Veriye dayalı YZ, özellikle örüntü tanıma gerektiren işlerde oldukça başarılı sonuçlar alıyor. Veri, YZ’nin olanaklarını artırıp çeşitlendirdiğinden birçok dijital ürün ve hizmet, doğrudan bir gelir elde etmek için değil (açık veya gizli) veri toplamak için piyasaya sürülüyor.
Yine de insansı robotların çok uzağındayız. Şu anki sistemler, üst düzey soyut kavramlardan çok veri kümesindeki istatistiksel örüntüleri tanımada başarılılar. Son zamanlarda veriye dayalı YZ yaklaşımlarının sınırları üzerinde daha çok duruluyor. Bu sınırlılığa rağmen YZ ile otonom arabalar ve ulaşım ağları hayata geçirilebiliyor; dağıtım ve tedarik zincirleri baştan sona planlanabililiyor; iş ilişkileri ve şehirler yeniden yapılandırılabiliyor.

Nesnelerin interneti

Üretkenlikte devrim yaratan ve ekonomik ve sosyal ilişkilerimizi dönüştüren veri, akıllı sistemleri besleyen anahtar kaynak olarak görülüyor.
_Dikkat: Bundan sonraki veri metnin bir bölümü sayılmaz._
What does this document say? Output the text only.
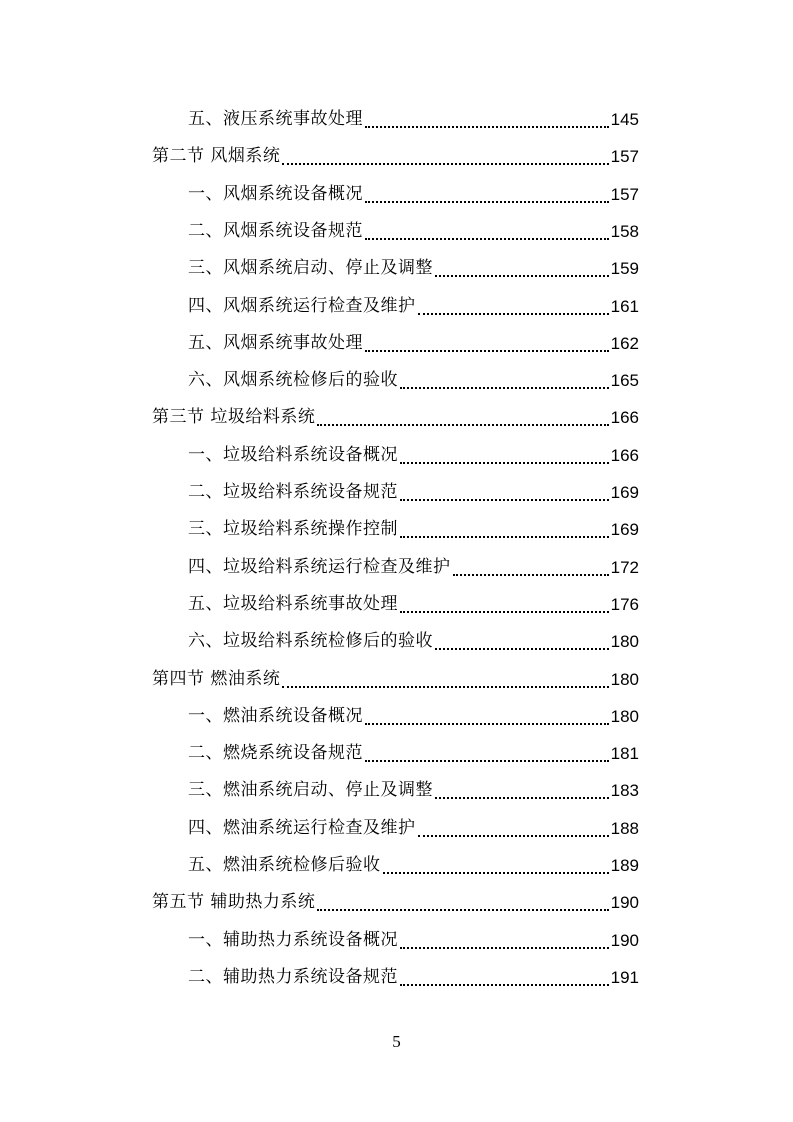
五、液压系统事故处理	145
第二节 风烟系统	157
一、风烟系统设备概况	157
二、风烟系统设备规范	158
三、风烟系统启动、停止及调整	159
四、风烟系统运行检查及维护	161
五、风烟系统事故处理	162
六、风烟系统检修后的验收	165
第三节 垃圾给料系统	166
一、垃圾给料系统设备概况	166
二、垃圾给料系统设备规范	169
三、垃圾给料系统操作控制	169
四、垃圾给料系统运行检查及维护	172
五、垃圾给料系统事故处理	176
六、垃圾给料系统检修后的验收	180
第四节 燃油系统	180
一、燃油系统设备概况	180
二、燃烧系统设备规范	181
三、燃油系统启动、停止及调整	183
四、燃油系统运行检查及维护	188
五、燃油系统检修后验收	189
第五节 辅助热力系统	190
一、辅助热力系统设备概况	190
二、辅助热力系统设备规范	191
5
Örneğin bugün Uber, yalnız ağ dışsallıklarıyla değil veriden (her bir sürücü ve farklı tipteki sürücüler; geçici ve mekansal örüntüleri ve farklılıklarıyla şehir trafiği vb hakkında veriler) elde ettiği dijital zekayla yeni rakiplerin piyasaya girişini zorlaştırıyor. Nesnelerin interneti de veri miktarını ve çeşitliliğini artırarak YZ’ye yeni olanaklar sunuyor.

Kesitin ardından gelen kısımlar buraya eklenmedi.